In den Bergen rund um das Aufnahmelager CETI in der spanischen Exklave Ceuta sollen illegal eingereiste marokkanische Migranten wiederholt Mädchen und Frauen entführt und in Gruppen vergewaltigt haben. Das berichtet die Polizeigewerkschaft Jupol, wie unter anderem La Gaceta meldet.
Jupol-Sprecherin Laura García schildert die Lage drastisch: „Es gab viele Vergewaltigungen. Bei jeder Schicht erhalten wir Anrufe über neue Fälle.“ Insgesamt gehen bei der Polizei rund 200 Anrufe pro Schicht ein, ein beträchtlicher Teil davon Meldungen sexueller Übergriffe.
Konkret dokumentiert sind laut Gewerkschaft mindestens zehn sexuelle Übergriffe zwischen dem 30. Juli und dem 5. August, betroffen sind Mädchen ab 14 Jahren sowie erwachsene Frauen. Bei mehreren Opfern stellten Ärzte sichtbare Genitalverletzungen fest.

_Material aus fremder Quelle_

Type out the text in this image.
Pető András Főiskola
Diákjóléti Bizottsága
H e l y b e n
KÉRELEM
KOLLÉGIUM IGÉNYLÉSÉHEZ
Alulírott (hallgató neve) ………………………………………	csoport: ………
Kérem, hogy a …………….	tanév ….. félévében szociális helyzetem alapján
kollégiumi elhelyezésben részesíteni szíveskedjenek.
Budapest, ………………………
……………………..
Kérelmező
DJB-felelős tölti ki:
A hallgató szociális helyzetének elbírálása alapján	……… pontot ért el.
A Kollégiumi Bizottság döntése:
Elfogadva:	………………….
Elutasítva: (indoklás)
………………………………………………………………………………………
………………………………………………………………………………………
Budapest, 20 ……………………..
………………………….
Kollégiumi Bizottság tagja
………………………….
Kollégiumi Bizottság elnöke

Formell Anzeige erstattet haben bislang jedoch nur sechs der Betroffenen, festgenommen wurde bislang ein einziger Verdächtiger, nach einem Angriff auf eine Minderjährige auf der Avenida de Lisboa. Die übrigen mutmaßlichen Täter halten sich weiterhin frei in der Stadt auf. Nach Angaben der Guardia Civil sind es inzwischen insgesamt 15 dokumentierte Vergewaltigungen seit Beginn der aktuellen Zuwanderungswelle.

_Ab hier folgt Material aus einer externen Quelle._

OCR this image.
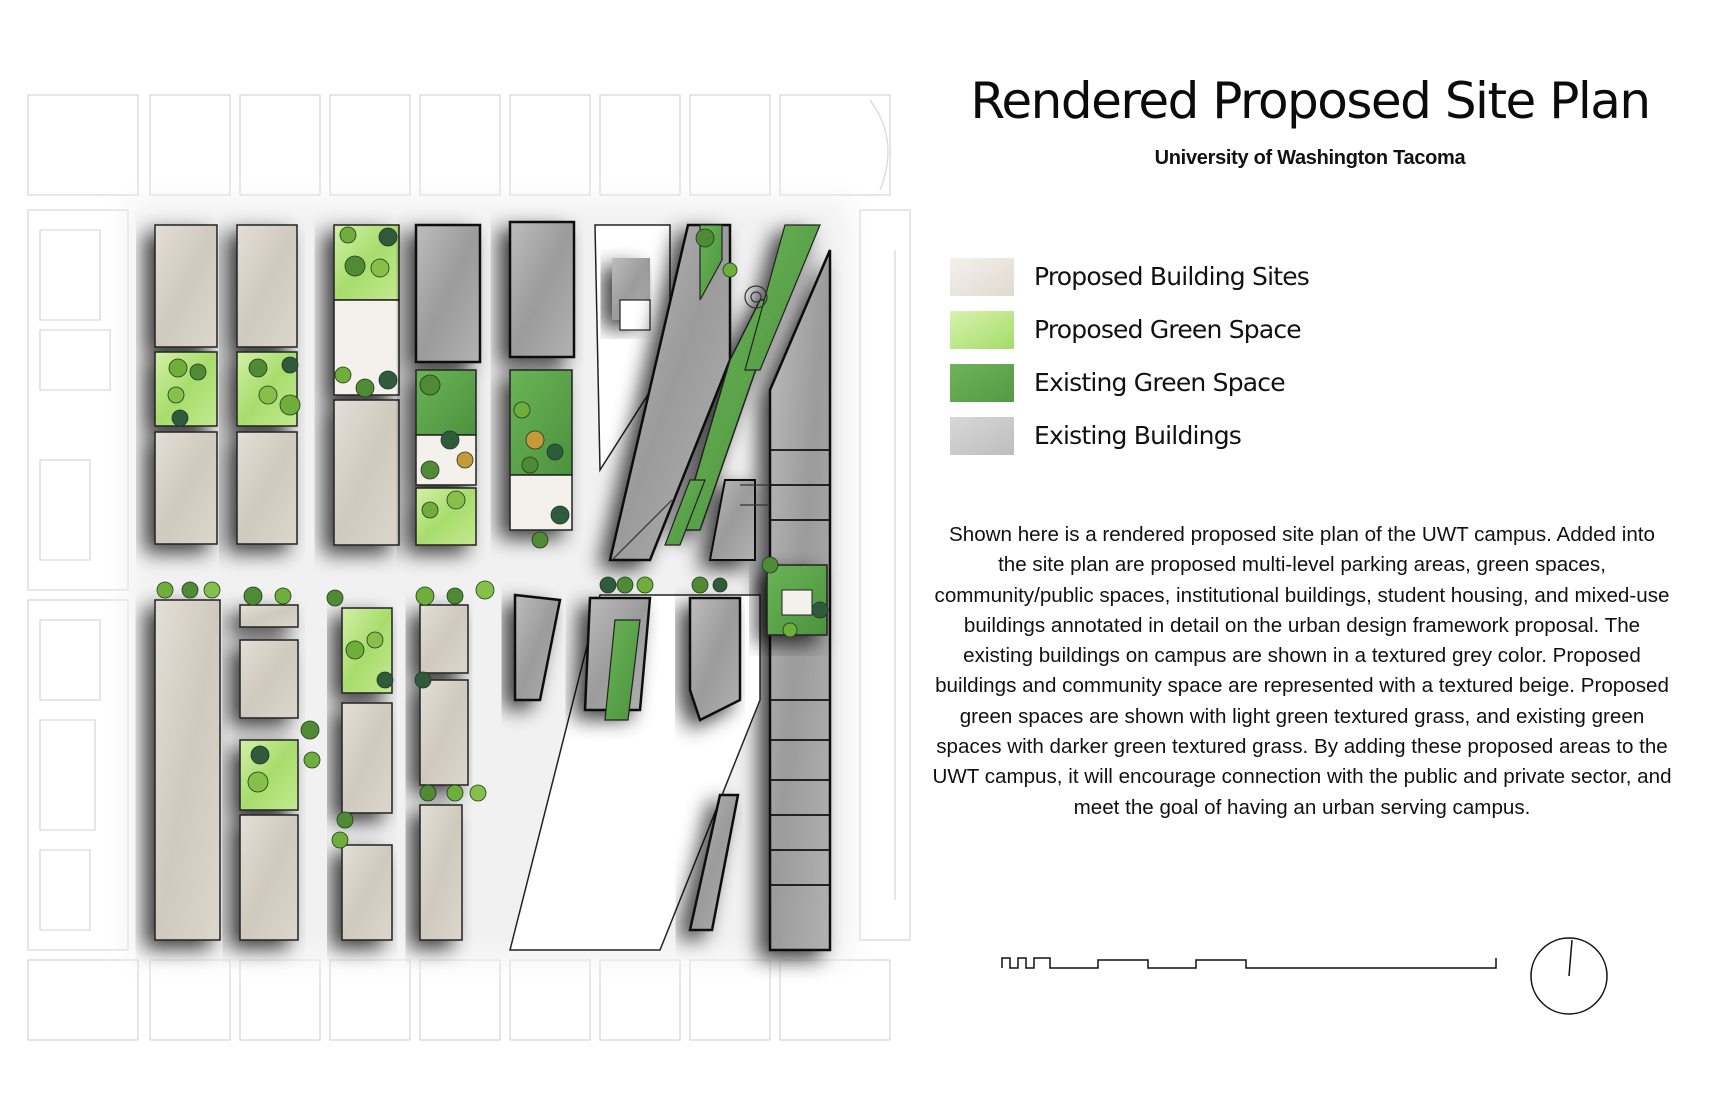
Rendered Proposed Site Plan
University of Washington Tacoma
Proposed Building Sites
Proposed Green Space
Existing Green Space
Existing Buildings
Shown here is a rendered proposed site plan of the UWT campus. Added into the site plan are proposed multi-level parking areas, green spaces, community/public spaces, institutional buildings, student housing, and mixed-use buildings annotated in detail on the urban design framework proposal. The existing buildings on campus are shown in a textured grey color. Proposed buildings and community space are represented with a textured beige. Proposed green spaces are shown with light green textured grass, and existing green spaces with darker green textured grass. By adding these proposed areas to the UWT campus, it will encourage connection with the public and private sector, and meet the goal of having an urban serving campus.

Wie bedrohlich die Lage inzwischen wahrgenommen wird, zeigt ein Detail aus den Berichten: Rund 30 marokkanische Mädchen, einige erst zehn Jahre alt, suchen mittlerweile aus eigenem Antrieb Schutz unter geparkten Polizeifahrzeugen. Auslöser der aktuellen Welle ist der jüngste Massenansturm auf die Grenze, bei dem Ende Juli rund 80.000 Menschen versuchten, nach Ceuta zu gelangen. F-News hatte bereits berichtet, wie Tausende aus Marokko die Grenzanlagen überrannten und wie ein erneuter Ansturm Mitte August nur knapp verhindert werden konnte. Mehrere Tausend Migranten sind seither in der Stadt geblieben, ohne dass die Situation unter Kontrolle wäre.
Während Polizisten vor Ort von einer eskalierenden Sicherheitslage sprechen, bestreitet die zuständige Ministerin Ana Redondo öffentlich jedes Problem und erklärt, betroffene Minderjährige befänden sich in „sicheren Räumen“. Zwischen dieser offiziellen Sprachregelung und den Schilderungen der eigenen Polizeigewerkschaft klafft eine Lücke, die sich kaum noch wegreden lässt.
Wo Mädchen unter Streifenwagen Schutz suchen müssen, weil der Staat weder die eigene Grenze noch die eigenen Bürger schützt, wird jede Beschwichtigung aus Madrid zur Zumutung. Ceuta zeigt im Kleinen, wohin unkontrollierte Masseneinwanderung führt, wenn Behörden lieber das Bild schönen, als die Lage in den Griff zu bekommen.
Quellen: La Gaceta, Alerta Digital und OKDiario.